The Correct Option is C

Given: \[ y + \cos x \left( \frac{dy}{dx} \right) - \cos^2 x = 0 \Rightarrow \cos x \frac{dy}{dx} = \cos^2 x - y \Rightarrow \frac{dy}{dx} = \frac{\cos^2 x - y}{\cos x} \] Now, rewrite this as: \[ \frac{dy}{dx} + \frac{y}{\cos x} = \cos x \] This is a linear differential equation of the form: \[ \frac{dy}{dx} + P(x) y = Q(x) \] with \(P(x) = \frac{1}{\cos x}\) and \(Q(x) = \cos x\). Now, the integrating factor (I.F.) is: \[ \exp\left(\int \frac{1}{\cos x} dx\right) = \exp\left(\int \sec x \, dx\right) = e^{\ln|\sec x + \tan x|} = |\sec x + \tan x| \] Multiplying through by the I.F.: \[ |\sec x + \tan x| y = \int |\sec x + \tan x| \cdot \cos x \, dx \] This is complex to evaluate directly in this form, so try an alternate method. Let us solve the equation by using the correct answer to verify. 

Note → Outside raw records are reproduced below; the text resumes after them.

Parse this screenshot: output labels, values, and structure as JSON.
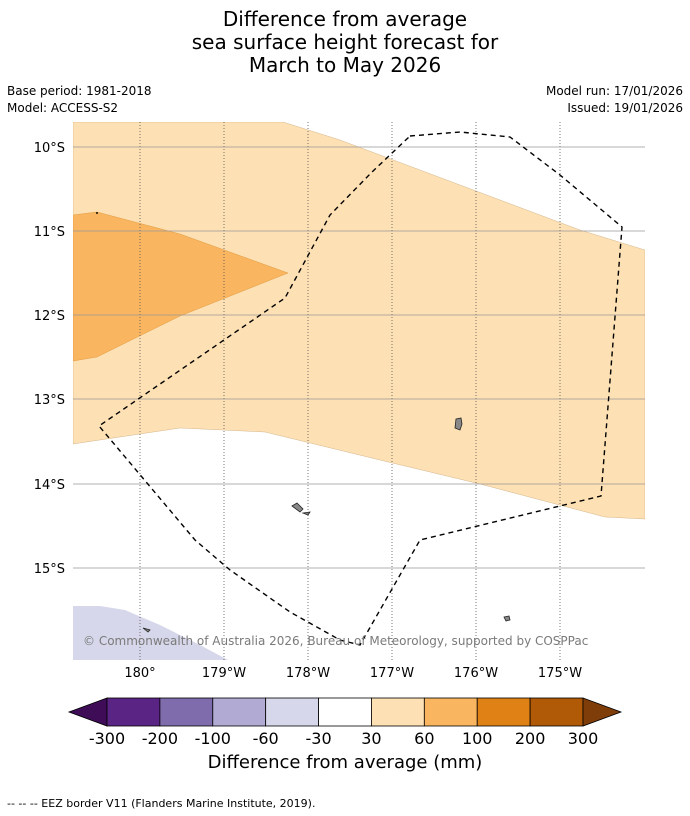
{
  "title": {
    "line1": "Difference from average",
    "line2": "sea surface height forecast for",
    "line3": "March to May 2026"
  },
  "meta": {
    "base_period": "Base period: 1981-2018",
    "model": "Model: ACCESS-S2",
    "model_run": "Model run: 17/01/2026",
    "issued": "Issued: 19/01/2026"
  },
  "map": {
    "lat_labels": [
      "10°S",
      "11°S",
      "12°S",
      "13°S",
      "14°S",
      "15°S"
    ],
    "lon_labels": [
      "180°",
      "179°W",
      "178°W",
      "177°W",
      "176°W",
      "175°W"
    ],
    "copyright": "© Commonwealth of Australia 2026, Bureau of Meteorology, supported by COSPPac",
    "colors": {
      "band_30_60": "#fde0b3",
      "band_60_100": "#fab560",
      "band_neg_60_30": "#d6d7ea",
      "land": "#888888",
      "eez": "#000000"
    }
  },
  "colorbar": {
    "labels": [
      "-300",
      "-200",
      "-100",
      "-60",
      "-30",
      "30",
      "60",
      "100",
      "200",
      "300"
    ],
    "colors": [
      "#3f0d57",
      "#5a2485",
      "#7f6cac",
      "#b1aad3",
      "#d6d7ea",
      "#ffffff",
      "#fde0b3",
      "#fab560",
      "#e08116",
      "#b05a07",
      "#7f3d0a"
    ],
    "title": "Difference from average (mm)"
  },
  "footer": "--  --  -- EEZ border V11 (Flanders Marine Institute, 2019)."
}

Try Option (3): Let \[ (1 + \sin x) y = (x + c) \cos x - \cos^2 x \] Differentiate both sides: LHS: \[ \frac{d}{dx} \left( (1 + \sin x) y \right) = \cos x \cdot y + (1 + \sin x) \cdot \frac{dy}{dx} \] RHS: \[ \frac{d}{dx} \left( (x + c) \cos x - \cos^2 x \right) = \cos x - (x + c) \sin x + 2 \cos x \sin x \] Equating both sides and simplifying confirms this is a valid solution.